Things worth remembering

  • Skills divide into open-loop (act then get feedback, like darts) and closed-loop (continuous adjustment, like running form).
  • The three components of any motor skill are sensory perception, the movements themselves, and proprioception (sensing limb position).
  • In the rodent 'tube test,' a prior winner has a much higher than chance probability of winning again; stimulating a prefrontal cortex subregion makes any mouse win.
  • Winners in the tube test generate more forward steps and repetitions per unit time, not more raw might or will.
  • Ultra-slow movements help skill learning only after you reach roughly 25-30% success; below that they're too accurate and generate too few errors.

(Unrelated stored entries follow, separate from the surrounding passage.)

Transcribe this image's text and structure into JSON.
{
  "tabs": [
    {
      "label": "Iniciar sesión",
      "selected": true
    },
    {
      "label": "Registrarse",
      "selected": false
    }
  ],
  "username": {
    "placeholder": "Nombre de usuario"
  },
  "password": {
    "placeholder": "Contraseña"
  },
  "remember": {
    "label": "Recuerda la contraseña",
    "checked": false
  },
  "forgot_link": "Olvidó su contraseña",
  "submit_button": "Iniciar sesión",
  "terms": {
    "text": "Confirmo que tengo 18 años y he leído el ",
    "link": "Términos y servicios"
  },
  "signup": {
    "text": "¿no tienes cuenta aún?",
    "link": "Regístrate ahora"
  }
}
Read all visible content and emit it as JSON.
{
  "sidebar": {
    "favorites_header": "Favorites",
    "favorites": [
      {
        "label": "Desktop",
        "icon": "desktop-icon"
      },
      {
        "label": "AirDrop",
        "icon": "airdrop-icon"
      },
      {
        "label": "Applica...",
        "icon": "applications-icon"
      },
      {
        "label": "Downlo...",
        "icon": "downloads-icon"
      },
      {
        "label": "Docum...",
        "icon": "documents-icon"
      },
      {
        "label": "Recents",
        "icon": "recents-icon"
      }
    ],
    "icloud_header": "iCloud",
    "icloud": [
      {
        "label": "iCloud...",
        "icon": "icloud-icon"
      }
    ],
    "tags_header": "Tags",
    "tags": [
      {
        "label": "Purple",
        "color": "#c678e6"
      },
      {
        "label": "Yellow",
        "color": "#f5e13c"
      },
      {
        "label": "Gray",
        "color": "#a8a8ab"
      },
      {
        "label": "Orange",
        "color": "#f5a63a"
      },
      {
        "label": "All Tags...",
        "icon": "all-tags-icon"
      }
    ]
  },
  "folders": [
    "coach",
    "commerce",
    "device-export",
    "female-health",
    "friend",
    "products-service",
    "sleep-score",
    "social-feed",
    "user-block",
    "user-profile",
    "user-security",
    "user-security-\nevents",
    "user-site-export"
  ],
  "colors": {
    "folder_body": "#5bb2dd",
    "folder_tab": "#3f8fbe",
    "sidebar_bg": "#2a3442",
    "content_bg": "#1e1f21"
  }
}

  • Mental rehearsal activates upper motor neurons (which command movement) but not the lower motor neurons and central pattern generators that execute it.
  • Alpha GPC is sold over the counter in the US, typically dosed 300-600 mg, with one study noting a 14% increase in power output.
  • For physical/motor learning, take stimulants like caffeine or alpha GPC before training; for cognitive learning he previously advised spiking epinephrine after.
  • Even 10 minutes of maximum-repetition, maximum-focus practice can be highly beneficial; density of training within a session matters most.